Second, it highlights the need to consider the wider environmental challenges—impacts on greenhouse gas emissions or stresses to water supply—that may arise from mining and processing the materials. And last, while the material footprint of the hydrogen economy is low, it’s worth assessing whether materials needed for hydrogen may be competing with large-scale demand from other—and fastgrowing—sectors of the low-carbon transition, such as wind, solar, and battery technologies. This report, a joint product of the World Bank and the Hydrogen Council, examines these three critical areas. Using new data on the material intensities of key technologies, the report estimates the amount of critical minerals needed to scale clean hydrogen. In addition, it shows how incorporating sustainable practices and policies for mining and processing materials can help minimize environmental impacts.

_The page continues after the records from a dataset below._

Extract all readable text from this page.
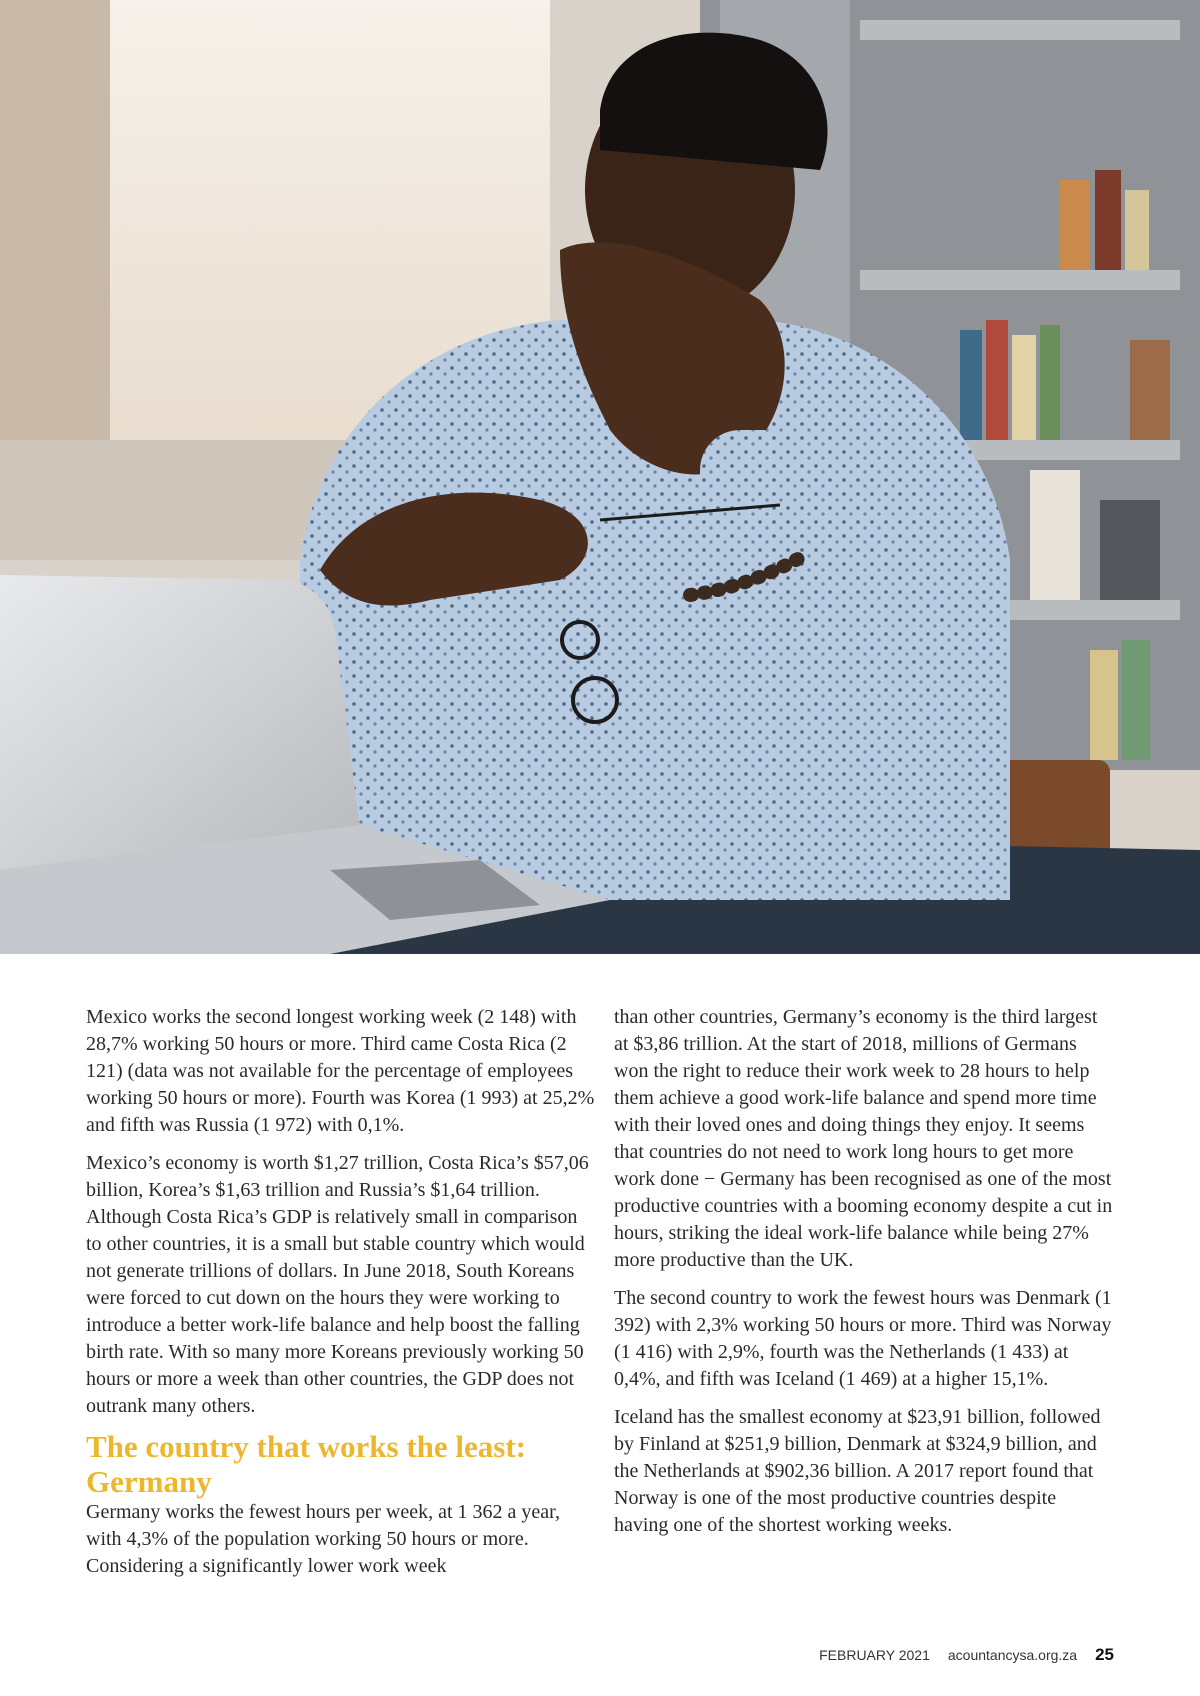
Mexico works the second longest working week (2 148) with 28,7% working 50 hours or more. Third came Costa Rica (2 121) (data was not available for the percentage of employees working 50 hours or more). Fourth was Korea (1 993) at 25,2% and fifth was Russia (1 972) with 0,1%.

Mexico’s economy is worth $1,27 trillion, Costa Rica’s $57,06 billion, Korea’s $1,63 trillion and Russia’s $1,64 trillion. Although Costa Rica’s GDP is relatively small in comparison to other countries, it is a small but stable country which would not generate trillions of dollars. In June 2018, South Koreans were forced to cut down on the hours they were working to introduce a better work-life balance and help boost the falling birth rate. With so many more Koreans previously working 50 hours or more a week than other countries, the GDP does not outrank many others.

The country that works the least: Germany

Germany works the fewest hours per week, at 1 362 a year, with 4,3% of the population working 50 hours or more. Considering a significantly lower work week

than other countries, Germany’s economy is the third largest at $3,86 trillion. At the start of 2018, millions of Germans won the right to reduce their work week to 28 hours to help them achieve a good work-life balance and spend more time with their loved ones and doing things they enjoy. It seems that countries do not need to work long hours to get more work done − Germany has been recognised as one of the most productive countries with a booming economy despite a cut in hours, striking the ideal work-life balance while being 27% more productive than the UK.

The second country to work the fewest hours was Denmark (1 392) with 2,3% working 50 hours or more. Third was Norway (1 416) with 2,9%, fourth was the Netherlands (1 433) at 0,4%, and fifth was Iceland (1 469) at a higher 15,1%.

Iceland has the smallest economy at $23,91 billion, followed by Finland at $251,9 billion, Denmark at $324,9 billion, and the Netherlands at $902,36 billion. A 2017 report found that Norway is one of the most productive countries despite having one of the shortest working weeks.

FEBRUARY 2021 acountancysa.org.za 25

Key among these approaches is the use of recycled materials, innovations in design in order to reduce material intensities, and adoption of policies from the ClimateSmart Mining (CSM) Framework to reduce impacts to greenhouse gas emissions and water footprint. This research should be seen as the starting point of analysis in this area, with a need to increase the scope and depth to give a more complete picture of the material impacts of hydrogen along its value chain, including crucial aspects such as transportation, storage, and distribution. Ultimately, governments and the private sector need to be proactive and work together to ensure that the supply of key materials across the energy transition can be successfully deployed without impeding the global supply of clean hydrogen, and that these materials can be supplied with the lowest environmental and social footprint possible.